Michelle reviews the indie darling, Swiss Army Man.
In the beginning of Swiss Army Man a desperate shipwrecked man named Hank (Paul Dano) is on the verge of committing suicide when by chance what appears to be another survivor washes up on the shore. This unfortunately turns out to be a bloated gas-filled corpse (Daniel Radcliffe). Thus begins a beautiful friendship that bubbles up to the surface not unlike someone farting in a bathtub. I can sympathize with Hank, because as a film critic, I often feel stranded on a desolate cinematic island filled with nothing but reboots and endless sequels. Much like the flatulence-spewing body (later dubbed "Manny" by Hank) Swiss Army Man came out of nowhere and saved me from my fate of seeing nothing but generic films all this year. Movies like this are what give me life as a cinephile.
|I am so wet right now.|
At its heart, Swiss Army Man is a film about friendship and self-discovery with a healthy dose of magical realism to keep things interesting. Manny has special powers that let him help Hank out in his journey to return home, and most of them revolve around his farts. While farts are pretty damn hilarious, in this film not only do they have meaning, they are the core to the entire theme. Farts symbolize emotions that are bottled up and let out in secret for fear of disgusting other people. Passing gas is akin to achieving true freedom and the relationship that develops between Hank and Manny expounds on this idea. The main theme of this film is "release".

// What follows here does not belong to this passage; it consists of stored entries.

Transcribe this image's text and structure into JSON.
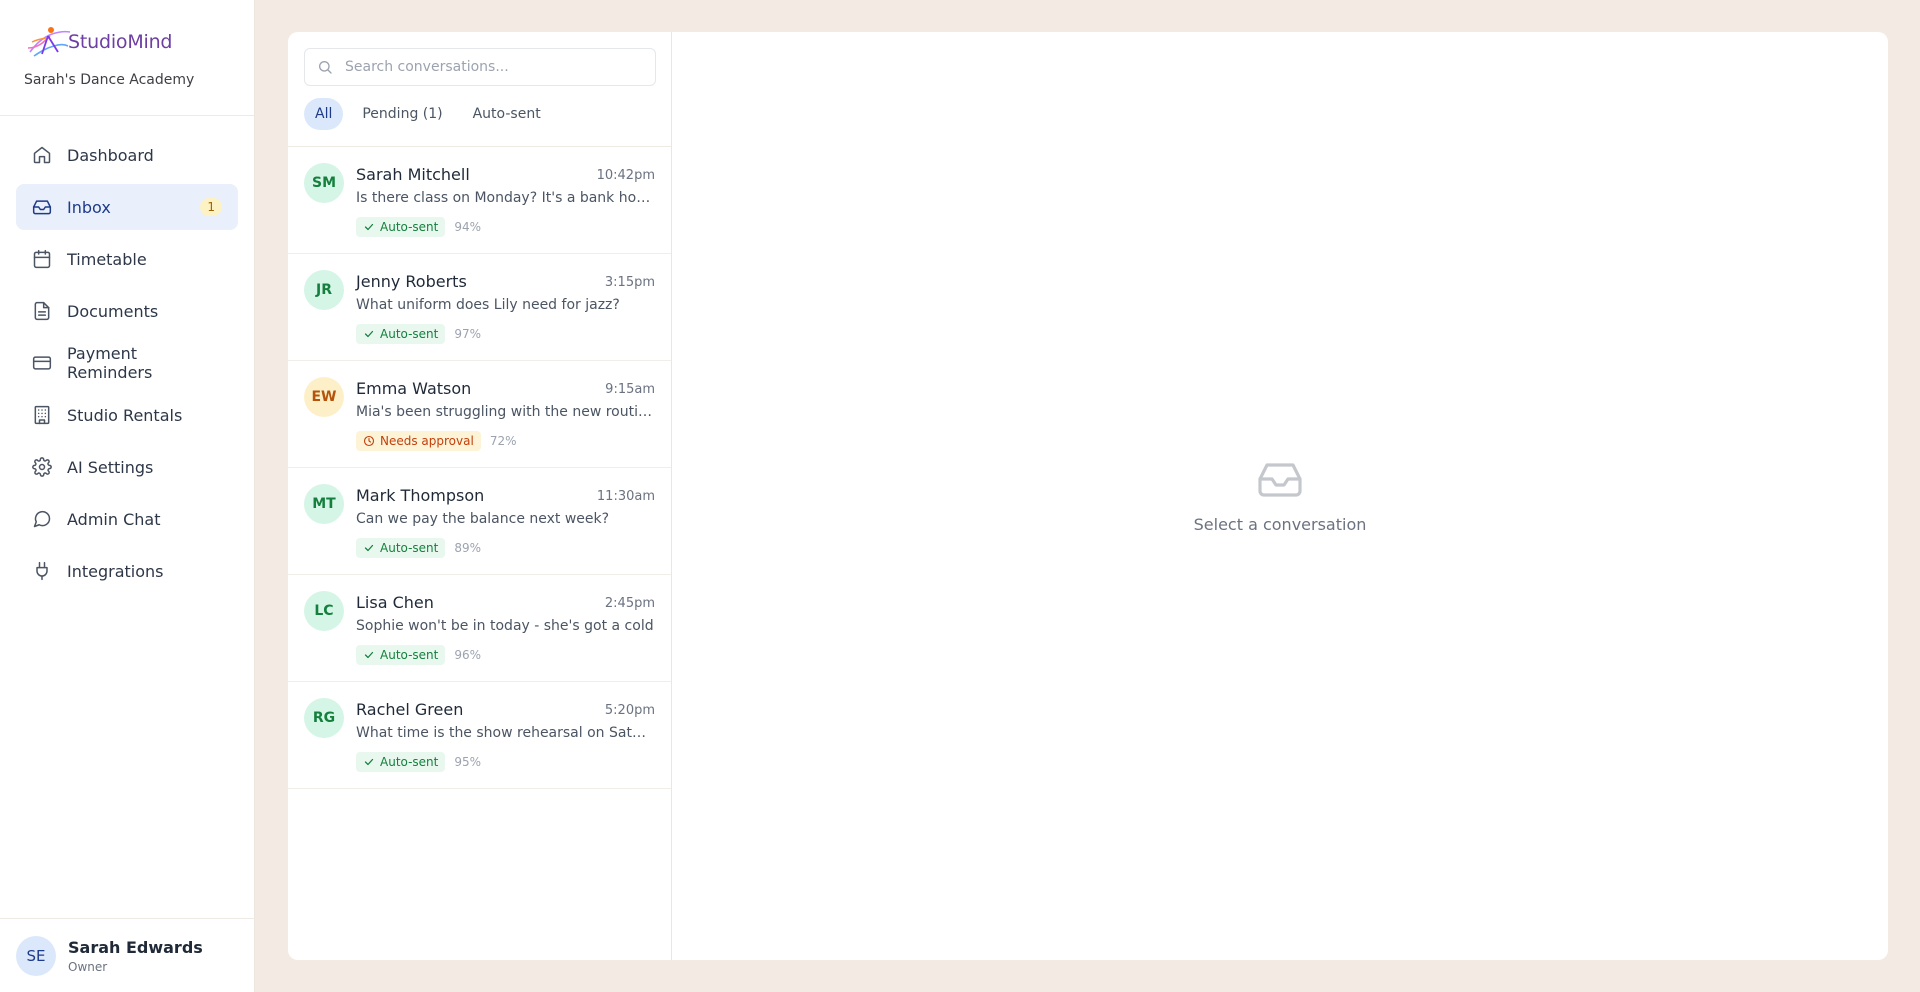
{
  "brand": {
    "name": "StudioMind",
    "academy": "Sarah's Dance Academy"
  },
  "nav": [
    {
      "label": "Dashboard",
      "icon": "home-icon"
    },
    {
      "label": "Inbox",
      "icon": "inbox-icon",
      "badge": "1",
      "active": true
    },
    {
      "label": "Timetable",
      "icon": "calendar-icon"
    },
    {
      "label": "Documents",
      "icon": "document-icon"
    },
    {
      "label": "Payment Reminders",
      "icon": "credit-card-icon"
    },
    {
      "label": "Studio Rentals",
      "icon": "building-icon"
    },
    {
      "label": "AI Settings",
      "icon": "gear-icon"
    },
    {
      "label": "Admin Chat",
      "icon": "chat-bubble-icon"
    },
    {
      "label": "Integrations",
      "icon": "plug-icon"
    }
  ],
  "user": {
    "initials": "SE",
    "name": "Sarah Edwards",
    "role": "Owner"
  },
  "search": {
    "placeholder": "Search conversations..."
  },
  "filters": [
    {
      "label": "All",
      "active": true
    },
    {
      "label": "Pending (1)"
    },
    {
      "label": "Auto-sent"
    }
  ],
  "conversations": [
    {
      "initials": "SM",
      "name": "Sarah Mitchell",
      "time": "10:42pm",
      "message": "Is there class on Monday? It's a bank holiday",
      "status": "Auto-sent",
      "confidence": "94%"
    },
    {
      "initials": "JR",
      "name": "Jenny Roberts",
      "time": "3:15pm",
      "message": "What uniform does Lily need for jazz?",
      "status": "Auto-sent",
      "confidence": "97%"
    },
    {
      "initials": "EW",
      "name": "Emma Watson",
      "time": "9:15am",
      "message": "Mia's been struggling with the new routine and wants to know if there's extra practice time",
      "status": "Needs approval",
      "confidence": "72%"
    },
    {
      "initials": "MT",
      "name": "Mark Thompson",
      "time": "11:30am",
      "message": "Can we pay the balance next week?",
      "status": "Auto-sent",
      "confidence": "89%"
    },
    {
      "initials": "LC",
      "name": "Lisa Chen",
      "time": "2:45pm",
      "message": "Sophie won't be in today - she's got a cold",
      "status": "Auto-sent",
      "confidence": "96%"
    },
    {
      "initials": "RG",
      "name": "Rachel Green",
      "time": "5:20pm",
      "message": "What time is the show rehearsal on Saturday?",
      "status": "Auto-sent",
      "confidence": "95%"
    }
  ],
  "empty_state": {
    "text": "Select a conversation",
    "icon": "inbox-tray-icon"
  },
  "colors": {
    "background": "#f3ebe3",
    "active_nav": "#e9f0fb",
    "auto_sent": "#15803d",
    "needs_approval": "#c2410c",
    "brand": "#6d3fa3"
  }
}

It's a two man show for a majority of the film and both Dano and Radcliffe put in moving performances. Radcliff especially knocks it out of the park with a physical presence that is amazing to watch. I mean, he's playing a dead guy, but is still emoting without manually moving his body. Dano is simultaneously manic and vulnerable and both actors take their roles dead (no pun intended) serious. The movie is beautifully filmed with a dreamlike quality to the cinematography. Swiss Army Man is sort of a deconstructed satire on indie films that take themselves too seriously, but so well-written that it still manages to be incredibly poignant. At times, it's reminiscent of Spike Jonez with a dash of Michel Gondry thrown in, but not in a derivative way. I have never seen a movie quite like this and it defies any categorization. The editing is incredible as well, with a few absolutely moving sequences that dazzle with both their cleverness and explanation of the human condition. Pretty good for a film about a farting dead guy.

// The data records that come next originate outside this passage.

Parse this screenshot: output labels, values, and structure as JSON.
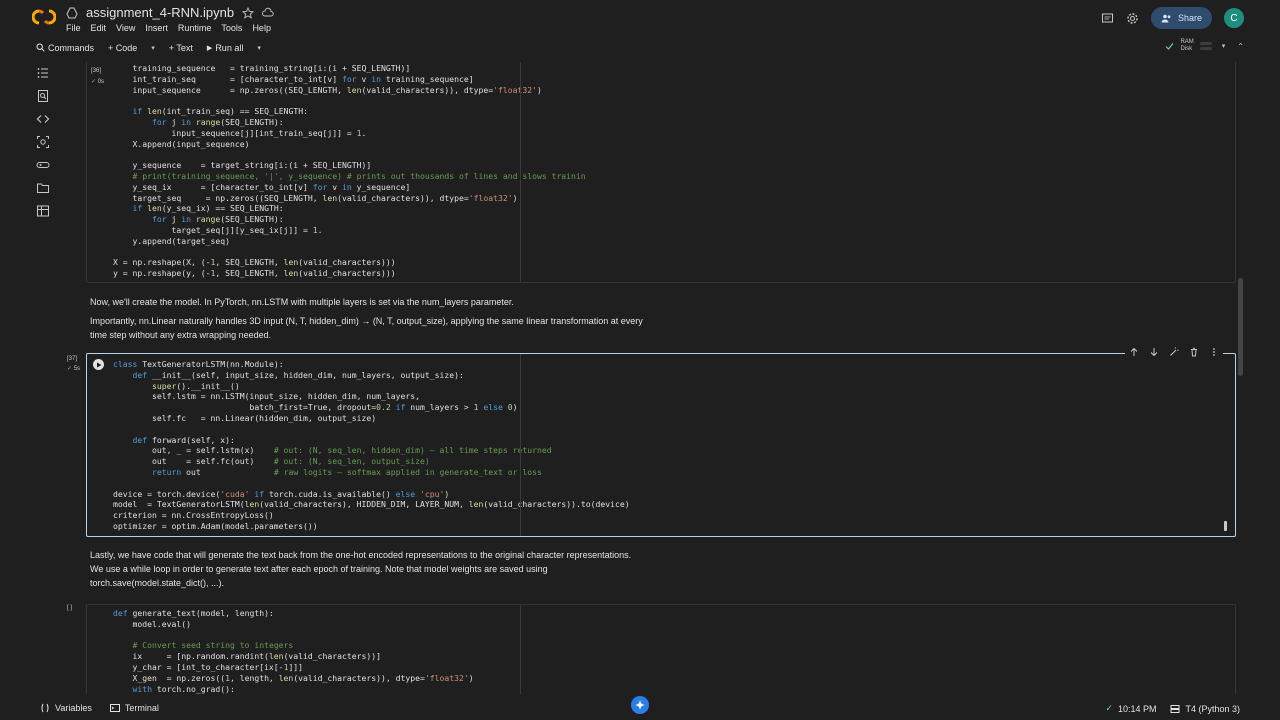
{
  "header": {
    "notebook_title": "assignment_4-RNN.ipynb",
    "menu": [
      "File",
      "Edit",
      "View",
      "Insert",
      "Runtime",
      "Tools",
      "Help"
    ],
    "share_label": "Share",
    "avatar_initial": "C"
  },
  "toolbar": {
    "commands_label": "Commands",
    "code_label": "+ Code",
    "text_label": "+ Text",
    "run_all_label": "Run all",
    "ram_label": "RAM",
    "disk_label": "Disk"
  },
  "cells": {
    "cell36": {
      "count": "[36]",
      "time": "0s",
      "lines": [
        "    training_sequence   = training_string[i:(i + SEQ_LENGTH)]",
        "    int_train_seq       = [character_to_int[v] for v in training_sequence]",
        "    input_sequence      = np.zeros((SEQ_LENGTH, len(valid_characters)), dtype='float32')",
        "",
        "    if len(int_train_seq) == SEQ_LENGTH:",
        "        for j in range(SEQ_LENGTH):",
        "            input_sequence[j][int_train_seq[j]] = 1.",
        "    X.append(input_sequence)",
        "",
        "    y_sequence    = target_string[i:(i + SEQ_LENGTH)]",
        "    # print(training_sequence, '|', y_sequence) # prints out thousands of lines and slows trainin",
        "    y_seq_ix      = [character_to_int[v] for v in y_sequence]",
        "    target_seq     = np.zeros((SEQ_LENGTH, len(valid_characters)), dtype='float32')",
        "    if len(y_seq_ix) == SEQ_LENGTH:",
        "        for j in range(SEQ_LENGTH):",
        "            target_seq[j][y_seq_ix[j]] = 1.",
        "    y.append(target_seq)",
        "",
        "X = np.reshape(X, (-1, SEQ_LENGTH, len(valid_characters)))",
        "y = np.reshape(y, (-1, SEQ_LENGTH, len(valid_characters)))"
      ]
    },
    "text1": {
      "p1": "Now, we'll create the model. In PyTorch, nn.LSTM with multiple layers is set via the num_layers parameter.",
      "p2a": "Importantly, nn.Linear naturally handles 3D input (N, T, hidden_dim) → (N, T, output_size), applying the same linear transformation at every",
      "p2b": "time step without any extra wrapping needed."
    },
    "cell37": {
      "count": "[37]",
      "time": "5s",
      "lines": [
        "class TextGeneratorLSTM(nn.Module):",
        "    def __init__(self, input_size, hidden_dim, num_layers, output_size):",
        "        super().__init__()",
        "        self.lstm = nn.LSTM(input_size, hidden_dim, num_layers,",
        "                            batch_first=True, dropout=0.2 if num_layers > 1 else 0)",
        "        self.fc   = nn.Linear(hidden_dim, output_size)",
        "",
        "    def forward(self, x):",
        "        out, _ = self.lstm(x)    # out: (N, seq_len, hidden_dim) — all time steps returned",
        "        out    = self.fc(out)    # out: (N, seq_len, output_size)",
        "        return out               # raw logits — softmax applied in generate_text or loss",
        "",
        "device = torch.device('cuda' if torch.cuda.is_available() else 'cpu')",
        "model  = TextGeneratorLSTM(len(valid_characters), HIDDEN_DIM, LAYER_NUM, len(valid_characters)).to(device)",
        "criterion = nn.CrossEntropyLoss()",
        "optimizer = optim.Adam(model.parameters())"
      ]
    },
    "text2": {
      "l1": "Lastly, we have code that will generate the text back from the one-hot encoded representations to the original character representations.",
      "l2": "We use a while loop in order to generate text after each epoch of training. Note that model weights are saved using",
      "l3": "torch.save(model.state_dict(), ...)."
    },
    "cell38": {
      "count": "[ ]",
      "lines": [
        "def generate_text(model, length):",
        "    model.eval()",
        "",
        "    # Convert seed string to integers",
        "    ix     = [np.random.randint(len(valid_characters))]",
        "    y_char = [int_to_character[ix[-1]]]",
        "    X_gen  = np.zeros((1, length, len(valid_characters)), dtype='float32')",
        "    with torch.no_grad():"
      ]
    }
  },
  "status": {
    "variables_label": "Variables",
    "terminal_label": "Terminal",
    "time": "10:14 PM",
    "runtime": "T4 (Python 3)"
  }
}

|If Harry Potter could only see me now........|
The score is wonderful as well and is integrated into the film in a novel way. Sometimes Hank will hum a melody which will gradually build itself into the musical score via looping and effects. Manny also joins in on the fun by randomly singing his own songs or harmonizing with Hank. It's an adorable way to incorporate the music organically into the film and puts the movie on the cusp of being a full-blown musical. There is also a cameo by the score of another beloved film that is used for comedic effect. Every single thing in Swiss Army Man is so novel and endearing that you can't help but get swept up by its uniqueness. For a film this wacky to work it has to establish rules in its universe and stick to them which the two directors (known as "The Daniels") accomplish masterfully.
So if you, dear film goer, are stuck on your own cinematic deserted island, rifling through washed up garbage and driftwood--fear not. The Daniels have found your note in a bottle calling for help and have sent you rescue in the form of Swiss Army Man--the story of friendship, love...and farts.